Pulmonary vein (PV)-encircling ablation, which is effective in suppressing atrial fibrillation (AF), damages autonomic ganglia near the PV ostia. This study examined the effects of PV isolation (PVI) vs. peri-PV ganglionic plexus ablation (GPA) in two discrete canine AF models: ventricular tachypacing (240 bpm, 2 weeks)-induced congestive heart failure (CHF), and atrial tachypacing (400 bpm, 1 week)-induced atrial tachycardia remodeling (ATR).

METHODS AND RESULTS

All PVs were isolated with an epicardial radiofrequency clamp in nine CHF and eight ATR dogs.
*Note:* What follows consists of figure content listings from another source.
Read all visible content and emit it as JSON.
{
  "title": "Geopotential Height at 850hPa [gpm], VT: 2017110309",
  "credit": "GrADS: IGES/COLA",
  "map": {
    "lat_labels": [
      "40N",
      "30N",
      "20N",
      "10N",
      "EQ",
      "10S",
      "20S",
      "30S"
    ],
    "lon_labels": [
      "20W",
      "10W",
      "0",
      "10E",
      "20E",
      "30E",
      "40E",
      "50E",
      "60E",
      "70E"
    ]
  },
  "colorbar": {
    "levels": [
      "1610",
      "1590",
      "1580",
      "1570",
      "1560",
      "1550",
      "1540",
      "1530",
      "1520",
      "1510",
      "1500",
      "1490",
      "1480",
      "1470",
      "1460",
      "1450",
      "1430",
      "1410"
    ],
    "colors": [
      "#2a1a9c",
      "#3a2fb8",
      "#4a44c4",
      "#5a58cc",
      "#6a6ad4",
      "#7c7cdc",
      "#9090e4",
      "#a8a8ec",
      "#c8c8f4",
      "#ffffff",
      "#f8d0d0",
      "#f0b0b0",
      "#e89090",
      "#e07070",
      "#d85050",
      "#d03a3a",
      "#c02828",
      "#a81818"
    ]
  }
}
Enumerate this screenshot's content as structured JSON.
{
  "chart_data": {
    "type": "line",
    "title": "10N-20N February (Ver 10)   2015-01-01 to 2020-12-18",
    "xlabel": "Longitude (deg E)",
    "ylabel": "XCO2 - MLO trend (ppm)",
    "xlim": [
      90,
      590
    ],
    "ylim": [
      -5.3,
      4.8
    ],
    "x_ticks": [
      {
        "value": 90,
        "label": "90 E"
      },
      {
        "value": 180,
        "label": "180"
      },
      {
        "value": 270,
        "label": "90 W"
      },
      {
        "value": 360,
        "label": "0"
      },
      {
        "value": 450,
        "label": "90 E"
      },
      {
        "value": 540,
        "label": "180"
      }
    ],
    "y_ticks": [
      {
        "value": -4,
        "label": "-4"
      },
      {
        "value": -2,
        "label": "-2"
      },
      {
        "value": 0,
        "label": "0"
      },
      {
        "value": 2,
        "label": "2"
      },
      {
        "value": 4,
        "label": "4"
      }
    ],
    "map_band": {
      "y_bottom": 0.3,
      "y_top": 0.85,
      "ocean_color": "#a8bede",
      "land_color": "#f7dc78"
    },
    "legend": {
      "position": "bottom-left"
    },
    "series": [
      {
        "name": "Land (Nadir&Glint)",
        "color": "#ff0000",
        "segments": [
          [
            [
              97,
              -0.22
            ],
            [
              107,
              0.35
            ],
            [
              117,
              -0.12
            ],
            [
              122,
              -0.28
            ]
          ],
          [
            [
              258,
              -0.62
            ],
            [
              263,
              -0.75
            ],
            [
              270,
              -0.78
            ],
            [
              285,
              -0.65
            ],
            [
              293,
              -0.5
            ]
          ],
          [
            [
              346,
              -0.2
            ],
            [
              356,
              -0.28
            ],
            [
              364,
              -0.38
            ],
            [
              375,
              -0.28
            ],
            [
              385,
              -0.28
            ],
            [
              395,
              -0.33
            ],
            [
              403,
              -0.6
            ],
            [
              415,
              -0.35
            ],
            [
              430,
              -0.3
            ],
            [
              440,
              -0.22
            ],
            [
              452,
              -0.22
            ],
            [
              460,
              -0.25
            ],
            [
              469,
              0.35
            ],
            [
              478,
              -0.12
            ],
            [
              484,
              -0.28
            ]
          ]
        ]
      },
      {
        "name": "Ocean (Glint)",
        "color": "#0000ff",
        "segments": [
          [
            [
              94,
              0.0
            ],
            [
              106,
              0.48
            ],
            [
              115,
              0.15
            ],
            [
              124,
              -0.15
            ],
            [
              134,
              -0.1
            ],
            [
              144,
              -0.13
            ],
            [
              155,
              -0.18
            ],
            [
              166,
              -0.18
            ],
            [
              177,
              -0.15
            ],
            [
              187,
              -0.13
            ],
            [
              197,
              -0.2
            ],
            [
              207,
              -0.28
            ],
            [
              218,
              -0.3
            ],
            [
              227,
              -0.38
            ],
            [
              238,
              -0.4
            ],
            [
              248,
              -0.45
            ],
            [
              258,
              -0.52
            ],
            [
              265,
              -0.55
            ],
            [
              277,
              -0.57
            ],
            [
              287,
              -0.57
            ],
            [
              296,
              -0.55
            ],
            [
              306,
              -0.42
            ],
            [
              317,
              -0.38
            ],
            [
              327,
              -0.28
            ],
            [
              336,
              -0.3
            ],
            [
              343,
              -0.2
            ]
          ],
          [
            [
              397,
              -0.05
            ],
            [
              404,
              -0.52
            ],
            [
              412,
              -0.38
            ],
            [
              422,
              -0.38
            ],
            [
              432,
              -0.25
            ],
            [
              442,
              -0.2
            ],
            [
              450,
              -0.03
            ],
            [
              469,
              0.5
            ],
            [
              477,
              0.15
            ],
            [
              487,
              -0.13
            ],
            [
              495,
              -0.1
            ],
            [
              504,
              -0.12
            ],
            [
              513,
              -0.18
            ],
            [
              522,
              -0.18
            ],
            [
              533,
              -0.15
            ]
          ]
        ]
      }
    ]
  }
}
Peri-PV ganglionic plexi (identified by bradycardic responses to high-frequency stimulation) were ablated in six CHF and five ATR dogs with an epicardial radiofrequency-ablation pen. Electrophysiologic measurements, including 240-electrode AF mapping, were obtained and dominant frequencies (DFs) determined. Atrial growth associated protein-43 (GAP-43) and neurofilament-M (NF-M) expression were determined immunohistologically. In CHF, neither PVI nor GPA affected AF duration, DF or the already low AF vulnerability. In ATR, PVI reduced AF vulnerability (75 ± 6% to 55 ± 11%, P< 0.05) but did not alter AF duration or DF. In contrast, GPA prolonged atrial refractory period and decreased AF vulnerability (75 ± 8 to 30 ± 10%, P< 0.05), AF duration (617 ± 246 to 39 ± 23 s, P< 0.01), and DF (11.4 ± 0.6 to 8.6 ± 0.3 Hz, left atrium) in ATR dogs. Both GAP-43 and NF-M expression were decreased in CHF (by 63.1** and 60.0%) and increased in ATR (by 65.5 and 92.1%, P< 0.001) compared with control.

CONCLUSIONS

PVs play a minor role in experimental AF due to CHF or ATR, but autonomic ganglia are important in AF related to ATR. Differential neural remodelling may contribute to varying effects of GPA in discrete AF substrates.